Громче всех возмущался и грохотал Паша, а Джинн и, как ни странно, Светка, были тише воды ниже травы. Паша же был настроен очень агрессивно. Он поочерёдно предлагал вывалить на головы американцев тысяч пятнадцать или двадцать аллигаторов, отловив их во Флориде. Или заменить бедных животных канализационными водами города Бангкока. Или забить систему канализации на базе сухим горохом, который, набухнув, разорвёт к чертям все трубы. Или вырубить все кондиционеры и перекрыть воду.
Артём оказался более миролюбивым: он отбил у похитителей свою женщину, не дав её в обиду и был доволен этим. Когда спросили мнение Светки, томно и тихо смакующей в уголке седьмой банан, она сказала, что будет достаточно, если её темнокожую мучительницу засадят в клетку к самцу орангутангу, а ключ от клетки выкинут в море.
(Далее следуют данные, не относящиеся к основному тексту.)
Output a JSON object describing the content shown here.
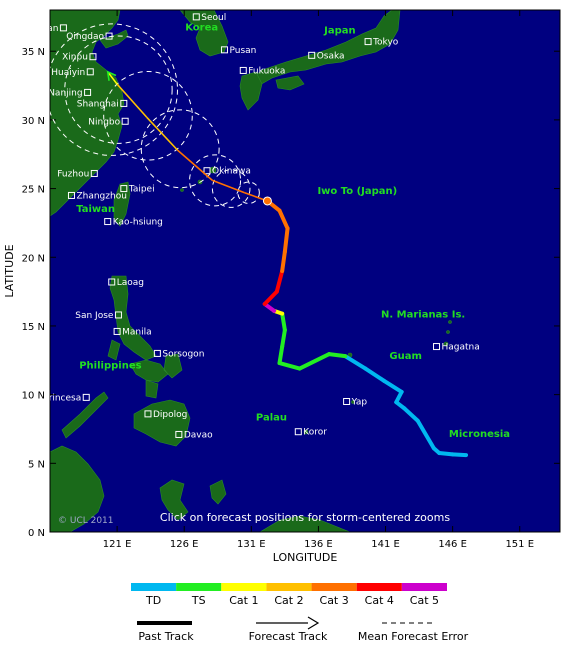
{
  "map": {
    "xlabel": "LONGITUDE",
    "ylabel": "LATITUDE",
    "lon_range": [
      116,
      154
    ],
    "lat_range": [
      0,
      38
    ],
    "ocean_color": "#000080",
    "land_color": "#1a6a1a",
    "lon_ticks": [
      {
        "value": 121,
        "label": "121 E"
      },
      {
        "value": 126,
        "label": "126 E"
      },
      {
        "value": 131,
        "label": "131 E"
      },
      {
        "value": 136,
        "label": "136 E"
      },
      {
        "value": 141,
        "label": "141 E"
      },
      {
        "value": 146,
        "label": "146 E"
      },
      {
        "value": 151,
        "label": "151 E"
      }
    ],
    "lat_ticks": [
      {
        "value": 0,
        "label": "0 N"
      },
      {
        "value": 5,
        "label": "5 N"
      },
      {
        "value": 10,
        "label": "10 N"
      },
      {
        "value": 15,
        "label": "15 N"
      },
      {
        "value": 20,
        "label": "20 N"
      },
      {
        "value": 25,
        "label": "25 N"
      },
      {
        "value": 30,
        "label": "30 N"
      },
      {
        "value": 35,
        "label": "35 N"
      }
    ],
    "cities": [
      {
        "name": "Jinan",
        "lon": 117.0,
        "lat": 36.7
      },
      {
        "name": "Qingdao",
        "lon": 120.4,
        "lat": 36.1
      },
      {
        "name": "Xinpu",
        "lon": 119.2,
        "lat": 34.6
      },
      {
        "name": "Huaiyin",
        "lon": 119.0,
        "lat": 33.5
      },
      {
        "name": "Nanjing",
        "lon": 118.8,
        "lat": 32.0
      },
      {
        "name": "Shanghai",
        "lon": 121.5,
        "lat": 31.2
      },
      {
        "name": "Ningbo",
        "lon": 121.6,
        "lat": 29.9
      },
      {
        "name": "Fuzhou",
        "lon": 119.3,
        "lat": 26.1
      },
      {
        "name": "Zhangzhou",
        "lon": 117.6,
        "lat": 24.5
      },
      {
        "name": "Taipei",
        "lon": 121.5,
        "lat": 25.0
      },
      {
        "name": "Kao-hsiung",
        "lon": 120.3,
        "lat": 22.6
      },
      {
        "name": "Seoul",
        "lon": 126.9,
        "lat": 37.5
      },
      {
        "name": "Pusan",
        "lon": 129.0,
        "lat": 35.1
      },
      {
        "name": "Fukuoka",
        "lon": 130.4,
        "lat": 33.6
      },
      {
        "name": "Osaka",
        "lon": 135.5,
        "lat": 34.7
      },
      {
        "name": "Tokyo",
        "lon": 139.7,
        "lat": 35.7
      },
      {
        "name": "Okinawa",
        "lon": 127.7,
        "lat": 26.3
      },
      {
        "name": "Laoag",
        "lon": 120.6,
        "lat": 18.2
      },
      {
        "name": "San Jose",
        "lon": 121.1,
        "lat": 15.8
      },
      {
        "name": "Manila",
        "lon": 121.0,
        "lat": 14.6
      },
      {
        "name": "Sorsogon",
        "lon": 124.0,
        "lat": 13.0
      },
      {
        "name": "Puerto Princesa",
        "lon": 118.7,
        "lat": 9.8
      },
      {
        "name": "Dipolog",
        "lon": 123.3,
        "lat": 8.6
      },
      {
        "name": "Davao",
        "lon": 125.6,
        "lat": 7.1
      },
      {
        "name": "Hagatna",
        "lon": 144.8,
        "lat": 13.5
      },
      {
        "name": "Yap",
        "lon": 138.1,
        "lat": 9.5
      },
      {
        "name": "Koror",
        "lon": 134.5,
        "lat": 7.3
      }
    ],
    "regions": [
      {
        "name": "Korea",
        "lon": 127.3,
        "lat": 36.5
      },
      {
        "name": "Japan",
        "lon": 137.6,
        "lat": 36.3
      },
      {
        "name": "Taiwan",
        "lon": 119.4,
        "lat": 23.3
      },
      {
        "name": "Iwo To (Japan)",
        "lon": 138.9,
        "lat": 24.6
      },
      {
        "name": "Philippines",
        "lon": 120.5,
        "lat": 11.9
      },
      {
        "name": "N. Marianas Is.",
        "lon": 143.8,
        "lat": 15.6
      },
      {
        "name": "Guam",
        "lon": 142.5,
        "lat": 12.6
      },
      {
        "name": "Palau",
        "lon": 132.5,
        "lat": 8.1
      },
      {
        "name": "Micronesia",
        "lon": 148.0,
        "lat": 6.9
      }
    ],
    "click_note": "Click on forecast positions for storm-centered zooms",
    "copyright": "© UCL 2011"
  },
  "track": {
    "past": [
      {
        "lon": 147.0,
        "lat": 5.6,
        "cat": "TD"
      },
      {
        "lon": 146.0,
        "lat": 5.65,
        "cat": "TD"
      },
      {
        "lon": 145.0,
        "lat": 5.75,
        "cat": "TD"
      },
      {
        "lon": 144.6,
        "lat": 6.1,
        "cat": "TD"
      },
      {
        "lon": 143.4,
        "lat": 8.1,
        "cat": "TD"
      },
      {
        "lon": 142.4,
        "lat": 9.0,
        "cat": "TD"
      },
      {
        "lon": 141.8,
        "lat": 9.45,
        "cat": "TD"
      },
      {
        "lon": 142.2,
        "lat": 10.2,
        "cat": "TD"
      },
      {
        "lon": 140.9,
        "lat": 11.0,
        "cat": "TD"
      },
      {
        "lon": 139.5,
        "lat": 11.9,
        "cat": "TD"
      },
      {
        "lon": 138.0,
        "lat": 12.8,
        "cat": "TD"
      },
      {
        "lon": 136.8,
        "lat": 12.95,
        "cat": "TS"
      },
      {
        "lon": 134.6,
        "lat": 11.9,
        "cat": "TS"
      },
      {
        "lon": 133.1,
        "lat": 12.3,
        "cat": "TS"
      },
      {
        "lon": 133.3,
        "lat": 13.5,
        "cat": "TS"
      },
      {
        "lon": 133.5,
        "lat": 14.7,
        "cat": "TS"
      },
      {
        "lon": 133.3,
        "lat": 15.9,
        "cat": "TS"
      },
      {
        "lon": 132.7,
        "lat": 16.1,
        "cat": "Cat 1"
      },
      {
        "lon": 132.0,
        "lat": 16.6,
        "cat": "Cat 5"
      },
      {
        "lon": 132.9,
        "lat": 17.5,
        "cat": "Cat 4"
      },
      {
        "lon": 133.3,
        "lat": 19.0,
        "cat": "Cat 4"
      },
      {
        "lon": 133.5,
        "lat": 20.4,
        "cat": "Cat 3"
      },
      {
        "lon": 133.7,
        "lat": 22.1,
        "cat": "Cat 3"
      },
      {
        "lon": 133.1,
        "lat": 23.4,
        "cat": "Cat 3"
      },
      {
        "lon": 132.2,
        "lat": 24.1,
        "cat": "Cat 3"
      }
    ],
    "forecast": [
      {
        "lon": 132.2,
        "lat": 24.1,
        "cat": "Cat 3"
      },
      {
        "lon": 130.5,
        "lat": 24.7,
        "cat": "Cat 3"
      },
      {
        "lon": 128.1,
        "lat": 25.6,
        "cat": "Cat 3"
      },
      {
        "lon": 125.5,
        "lat": 27.8,
        "cat": "Cat 2"
      },
      {
        "lon": 123.2,
        "lat": 30.2,
        "cat": "Cat 2"
      },
      {
        "lon": 121.0,
        "lat": 32.6,
        "cat": "Cat 1"
      },
      {
        "lon": 120.3,
        "lat": 33.5,
        "cat": "TS"
      }
    ],
    "error_circles": [
      {
        "lon": 130.8,
        "lat": 24.7,
        "r": 0.8
      },
      {
        "lon": 129.5,
        "lat": 25.0,
        "r": 1.4
      },
      {
        "lon": 128.3,
        "lat": 25.6,
        "r": 1.9
      },
      {
        "lon": 125.7,
        "lat": 27.9,
        "r": 2.9
      },
      {
        "lon": 123.3,
        "lat": 30.3,
        "r": 3.3
      },
      {
        "lon": 121.1,
        "lat": 32.2,
        "r": 4.0
      },
      {
        "lon": 120.6,
        "lat": 32.2,
        "r": 4.9
      }
    ],
    "current_position": {
      "lon": 132.2,
      "lat": 24.1
    }
  },
  "legend": {
    "categories": [
      {
        "label": "TD",
        "color": "#00b8f0"
      },
      {
        "label": "TS",
        "color": "#22ee22"
      },
      {
        "label": "Cat 1",
        "color": "#ffff00"
      },
      {
        "label": "Cat 2",
        "color": "#ffc000"
      },
      {
        "label": "Cat 3",
        "color": "#ff7000"
      },
      {
        "label": "Cat 4",
        "color": "#ff0000"
      },
      {
        "label": "Cat 5",
        "color": "#cc00cc"
      }
    ],
    "past_track_label": "Past Track",
    "forecast_track_label": "Forecast Track",
    "error_label": "Mean Forecast Error"
  }
}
После столь долгих прений, во время которых не подлежал обсуждению только первый пункт, высокая комиссия постановила:
Пункт А. американская разведка, безусловно, подлежит наказанию;
Пункт Б. всякая разведка – это, прежде всего, информация. Разведывательная организация, допустившая утечку информации, теряет лицо и нет для неё наказания хуже, чем отобрать секретное и разгласить скрываемое;
Пункт В. чтобы ужас рассекречивания показался им мёдом, напустить на них жути и занять их проблемами на довольно долгое время;
Пункт Г. после трудов праведных отдохнуть хотя бы и на той же Кубе, позагорать и окунуться в тёплое тропическое море.
Через полтора часа после Светкиного освобождения на военной базе Гуантанамо разом полетели все компьютеры и исчезла вся бумажная документация, а это тысячи и тысячи бумажек, начиная от разнарядок на бензин и туалетную бумагу и кончая личными делами военных вкупе с делами заключённых, с фотографиями и протоколами их допросов.
Не успели ошарашенные служащие базы среагировать на этакую очень уж нештатную ситуацию, как на всей базе погасло электричество и даже резервные дизель-генераторы напрочь отказывались запускаться, сколько ни бились с ними бедолаги-техники. А ещё через семь минут после этого погас и солнечный свет, базу накрыли густые сумерки, как при солнечном затмении.
Немногочисленные собаки взвыли, холодя в жилах кровь и подымая шерсть дыбом, а птицы, единственные живые существа, беспрепятственно пересекающие по несколько раз в день границу между социализмом и империализмом, покружив в панике, все как одна разом брыснули к коммунистам, бросив на территории базы родные гнездовья, кормовые угодья, западную свободу и демократию.
Небо над базой закрыла гигантская, диаметром в несколько миль и абсолютно чёрная летающая тарелка. Высота, на которой она висела, была гораздо меньше её поперечных размеров, всего метров триста, и это добавляло хорошую порцию жути в сердца людей. Многие из них очень даже живо представили себе, что чувствуют тараканы под неумолимо приближающимся тапком. Тарелка висела неподвижно и безмолвно. Тишину нарушали только тоскливый, как конец мира, собачий вой, да вопли нескольких женщин, которым испокон веков сопровождается любое нашествие, будь то нашествие гуннов, татар или инопланетян. В какофонию вписались также визг покрышек и сигналы автомобилей, бросившихся из-под подошвы чудовищного тапка в поисках безопасного места, да длинная автоматная очередь, которую пустил сдуру в тарелку обезумевший от страха охранник.